Informed and prepared: Young people and the GFF

Aminata is a Senegalese lawyer working on gender and human rights in Senegal. In this blog, she sets out her strategy, which she believes will ensure the effective participation of youth in the GFF.

I am a Senegalese lawyer by training and head of the Gender and Human Rights Office of the National Youth Alliance for Reproductive Health and Family Planning. Our organisation is a very active civil society organisation (CSO) at national and local level, which is why we were invited to be involved when the Senegal Civil Society Engagement strategy for the GFF was validated.

The CSO GFF engagement workshop in Senegal, run by E4A-MamaYe, was an opportunity to bring together French-speaking CSOs to share knowledge around the GFF process, and to share the experience of Senegal with regard to the involvement of CSOs in the GFF and the national coalition. This workshop allowed us to better understand the GFF, its expectations regarding inclusion, transparency and mutual accountability: a necessary step towards better ownership of the GFF by stakeholders and communities.

Most importantly, the workshop also gave us the chance to highlight the obstacles to youth participation: the role of young people, especially youth led CSOs, in the implementation and monitoring of the GFF is not yet clear or specific. Language barriers pose an additional challenge, placing limits on the involvement of young people, specifically for young Francophones. Indeed, accessing relevant information about the GFF and its associated processes in a timely manner proves difficult for francophone countries and their civil societies.

We still want to know what the expectations of the GFF are with regard to young people. What are the short and long-term outcomes that the GFF seeks to achieve in relation to youth participation? The answers to these questions will allow CSOs and young people to make concrete, creative, proposals on their participation and involvement. Access to information, especially in a timely manner, will allow us to ensure our priorities are captured in country and local plans.
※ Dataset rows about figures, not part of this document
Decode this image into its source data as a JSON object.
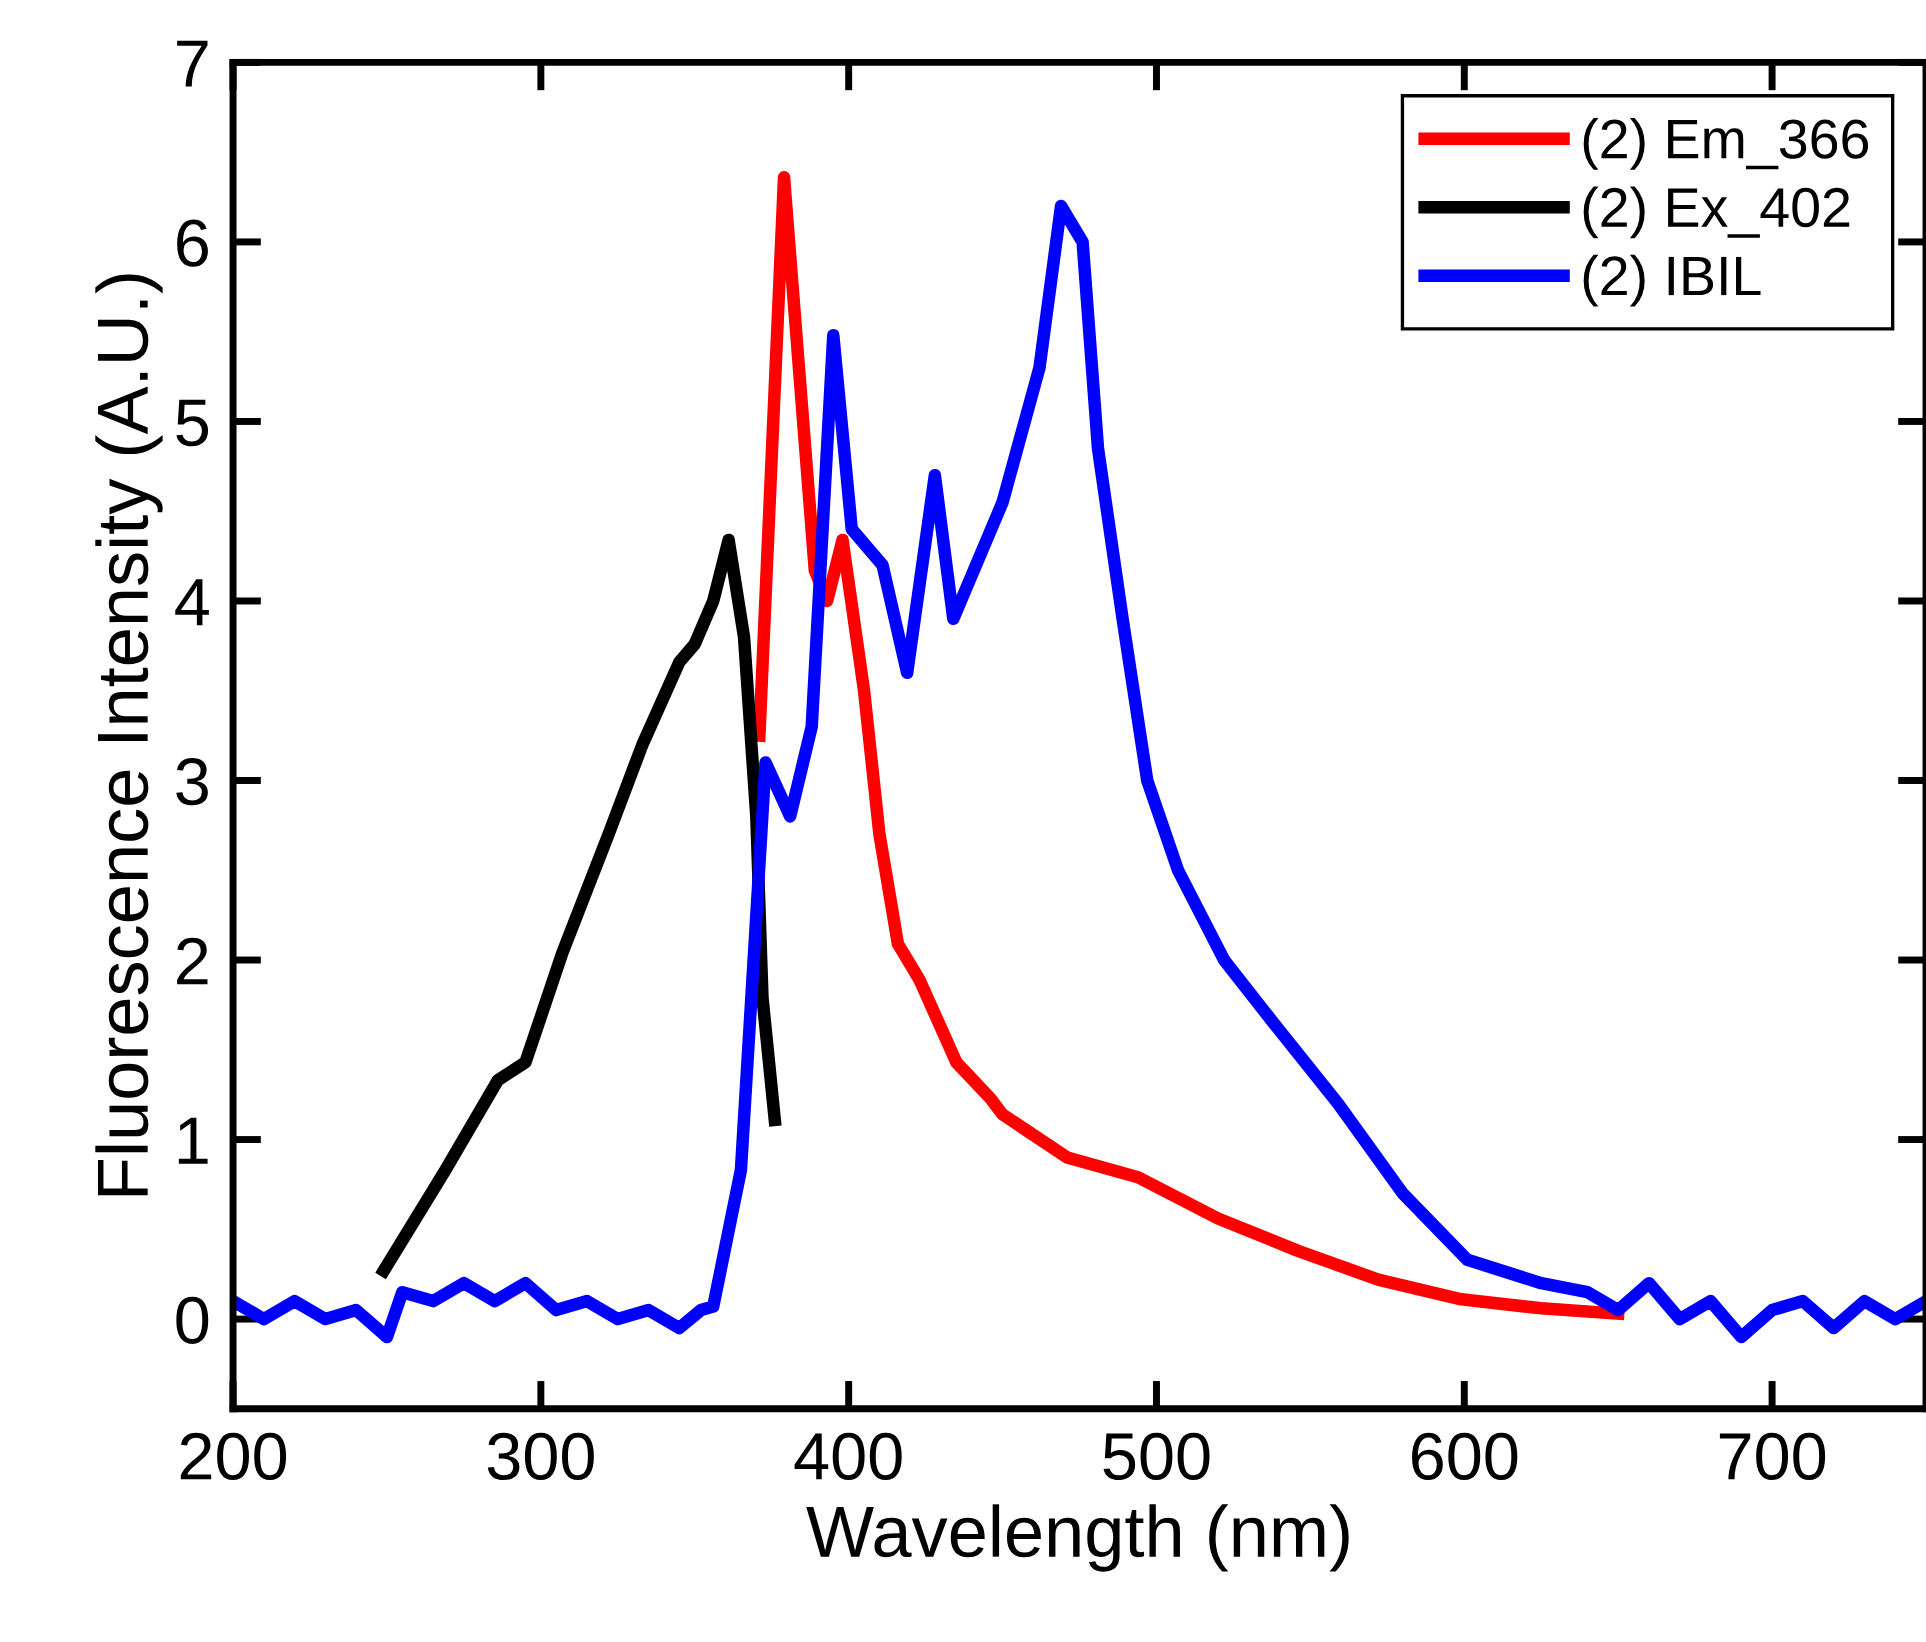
{
  "chart_data": {
    "type": "line",
    "xlabel": "Wavelength (nm)",
    "ylabel": "Fluorescence Intensity (A.U.)",
    "xlim": [
      200,
      750
    ],
    "ylim": [
      -0.5,
      7
    ],
    "xticks": [
      200,
      300,
      400,
      500,
      600,
      700
    ],
    "yticks": [
      0,
      1,
      2,
      3,
      4,
      5,
      6,
      7
    ],
    "legend": "top right",
    "grid": false,
    "line_style": "solid",
    "marker": "none",
    "series": [
      {
        "name": "(2) Em_366",
        "color": "#ff0000",
        "x": [
          371,
          379,
          389,
          393,
          398,
          405,
          410,
          416,
          423,
          435,
          446,
          450,
          471,
          494,
          520,
          546,
          572,
          599,
          625,
          650
        ],
        "values": [
          3.25,
          6.36,
          4.17,
          4.0,
          4.34,
          3.5,
          2.7,
          2.09,
          1.89,
          1.43,
          1.23,
          1.14,
          0.9,
          0.79,
          0.56,
          0.38,
          0.22,
          0.11,
          0.06,
          0.03
        ]
      },
      {
        "name": "(2) Ex_402",
        "color": "#000000",
        "x": [
          249,
          269,
          286,
          295,
          307,
          322,
          333,
          345,
          350,
          356,
          361,
          366,
          370,
          372,
          376
        ],
        "values": [
          0.27,
          0.83,
          1.33,
          1.43,
          2.04,
          2.7,
          3.2,
          3.66,
          3.76,
          4.0,
          4.34,
          3.8,
          2.8,
          1.79,
          1.11
        ]
      },
      {
        "name": "(2) IBIL",
        "color": "#0000ff",
        "x": [
          200,
          210,
          220,
          230,
          240,
          250,
          255,
          265,
          275,
          285,
          295,
          305,
          315,
          325,
          335,
          345,
          352,
          356,
          365,
          373,
          381,
          388,
          395,
          401,
          411,
          419,
          428,
          434,
          450,
          462,
          469,
          476,
          481,
          489,
          497,
          507,
          522,
          538,
          559,
          580,
          601,
          625,
          640,
          650,
          660,
          670,
          680,
          690,
          700,
          710,
          720,
          730,
          740,
          750
        ],
        "values": [
          0.1,
          0.0,
          0.1,
          0.0,
          0.05,
          -0.1,
          0.15,
          0.1,
          0.2,
          0.1,
          0.2,
          0.05,
          0.1,
          0.0,
          0.05,
          -0.05,
          0.05,
          0.07,
          0.83,
          3.1,
          2.8,
          3.3,
          5.48,
          4.4,
          4.2,
          3.6,
          4.7,
          3.9,
          4.55,
          5.3,
          6.2,
          6.0,
          4.85,
          3.9,
          3.0,
          2.5,
          2.0,
          1.65,
          1.2,
          0.7,
          0.33,
          0.2,
          0.15,
          0.05,
          0.2,
          0.0,
          0.1,
          -0.1,
          0.05,
          0.1,
          -0.05,
          0.1,
          0.0,
          0.1
        ]
      }
    ]
  }
}
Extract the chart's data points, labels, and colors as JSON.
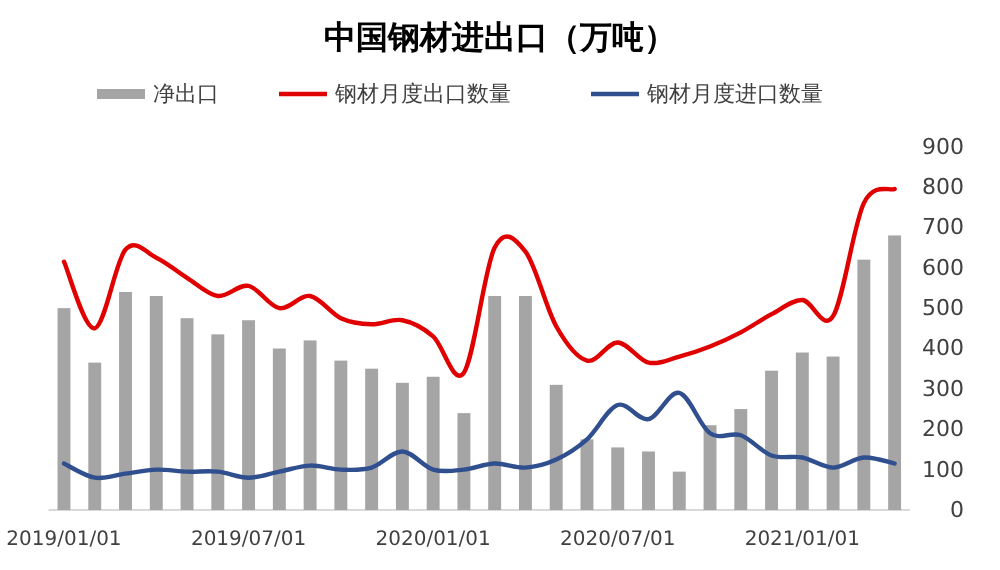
{
  "chart_data": {
    "type": "bar",
    "title": "中国钢材进出口（万吨）",
    "categories": [
      "2019/01/01",
      null,
      null,
      null,
      null,
      null,
      "2019/07/01",
      null,
      null,
      null,
      null,
      null,
      "2020/01/01",
      null,
      null,
      null,
      null,
      null,
      "2020/07/01",
      null,
      null,
      null,
      null,
      null,
      "2021/01/01",
      null,
      null,
      null
    ],
    "series": [
      {
        "name": "净出口",
        "color": "#a5a5a5",
        "values": [
          500,
          365,
          540,
          530,
          475,
          435,
          470,
          400,
          420,
          370,
          350,
          315,
          330,
          240,
          530,
          530,
          310,
          175,
          155,
          145,
          95,
          210,
          250,
          345,
          390,
          380,
          620,
          680
        ]
      },
      {
        "name": "钢材月度出口数量",
        "type": "line",
        "color": "#e00000",
        "values": [
          615,
          450,
          645,
          625,
          575,
          530,
          555,
          500,
          530,
          475,
          460,
          470,
          430,
          340,
          650,
          640,
          455,
          370,
          415,
          365,
          380,
          405,
          440,
          485,
          520,
          480,
          760,
          795
        ]
      },
      {
        "name": "钢材月度进口数量",
        "type": "line",
        "color": "#2f4f8f",
        "values": [
          115,
          80,
          90,
          100,
          95,
          95,
          80,
          95,
          110,
          100,
          105,
          145,
          100,
          100,
          115,
          105,
          125,
          175,
          260,
          225,
          290,
          190,
          185,
          135,
          130,
          105,
          130,
          115
        ]
      }
    ],
    "ylim": [
      0,
      900
    ],
    "yticks": [
      0,
      100,
      200,
      300,
      400,
      500,
      600,
      700,
      800,
      900
    ],
    "legend": "top",
    "grid": false
  }
}
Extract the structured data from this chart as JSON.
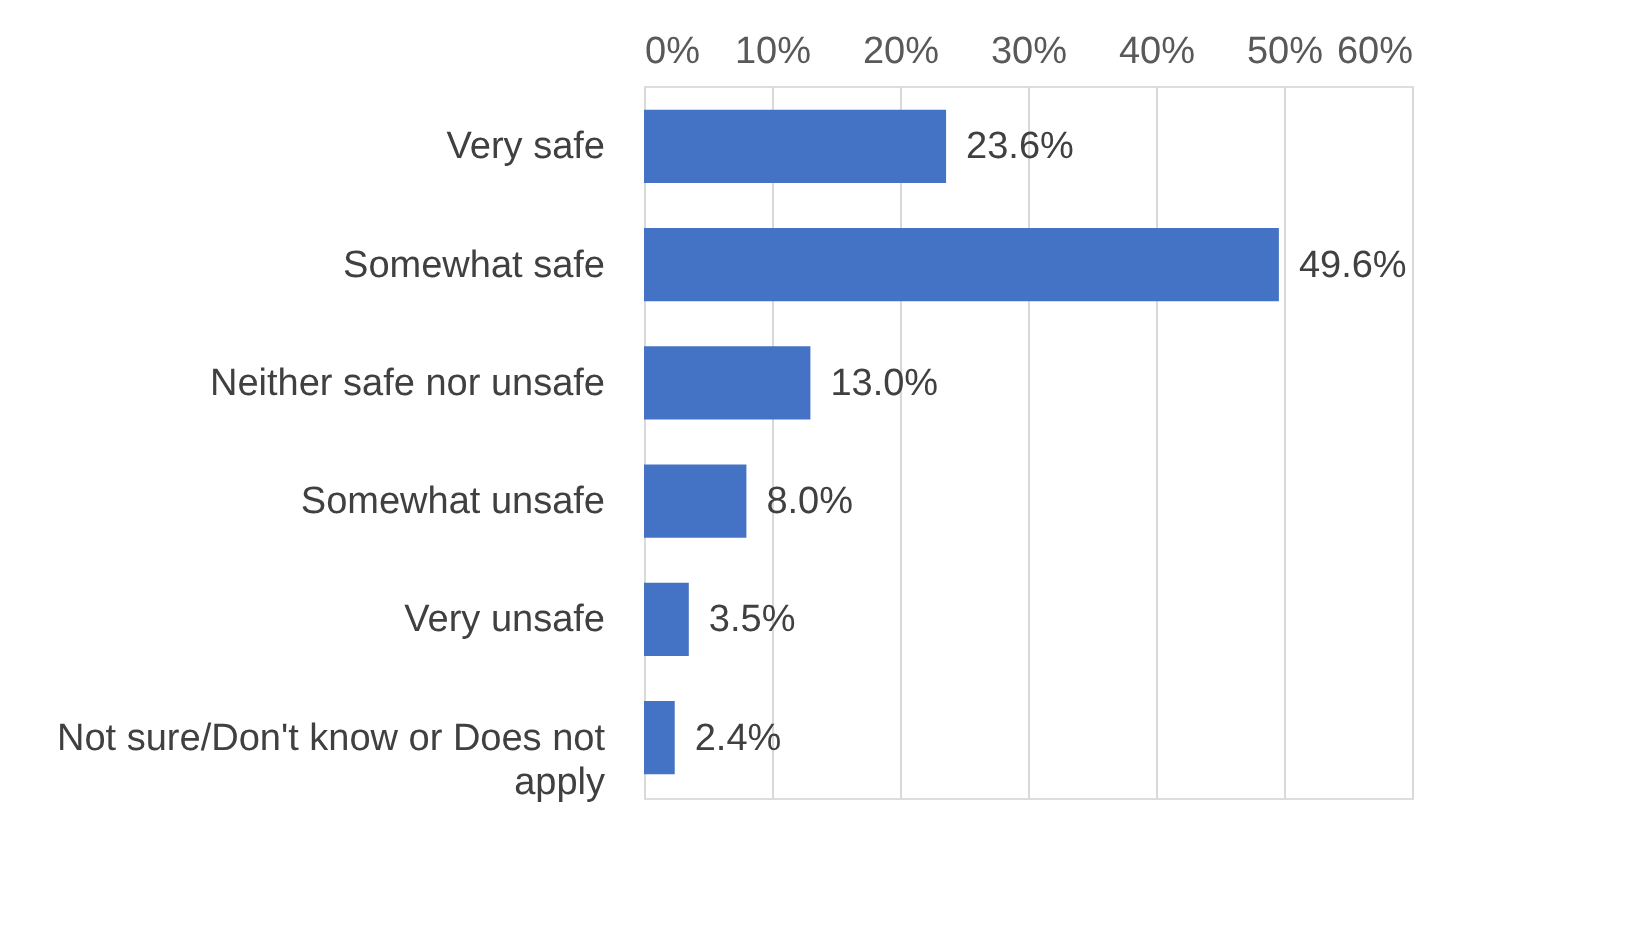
{
  "chart_data": {
    "type": "bar",
    "orientation": "horizontal",
    "categories": [
      "Very safe",
      "Somewhat safe",
      "Neither safe nor unsafe",
      "Somewhat unsafe",
      "Very unsafe",
      "Not sure/Don't know or Does not apply"
    ],
    "values": [
      23.6,
      49.6,
      13.0,
      8.0,
      3.5,
      2.4
    ],
    "value_labels": [
      "23.6%",
      "49.6%",
      "13.0%",
      "8.0%",
      "3.5%",
      "2.4%"
    ],
    "color": "#4472c4",
    "xlim": [
      0,
      60
    ],
    "xticks": [
      {
        "value": 0,
        "label": "0%"
      },
      {
        "value": 10,
        "label": "10%"
      },
      {
        "value": 20,
        "label": "20%"
      },
      {
        "value": 30,
        "label": "30%"
      },
      {
        "value": 40,
        "label": "40%"
      },
      {
        "value": 50,
        "label": "50%"
      },
      {
        "value": 60,
        "label": "60%"
      }
    ],
    "grid": "x"
  }
}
Going forward, I want to have process and outcome indicators on the involvement of young people in the GFF.

This will make it possible to involve young people throughout the process, but also to capitalise on their contribution in the process. For an impact-oriented commitment of youth, we also need a training programme to equip young people with technical skills and build capacity on the themes of the GFF, such as the budgeting process, monitoring, evaluation, and fundraising.

The mock citizens’ hearing we took part in during the workshop was a great learning experience. We put ourselves in the shoes of the authorities and populations and it showed the importance for public authorities and all stakeholders to adopt an inclusive approach that involves communities down at to the local level to ensure maternal, newborn, child and adolescent health improvements.

This workshop informed us of the importance of consultation between key actors at the national level, to really see through what mechanisms the principle of accountability will be put into practice and how these mechanisms will be systematized.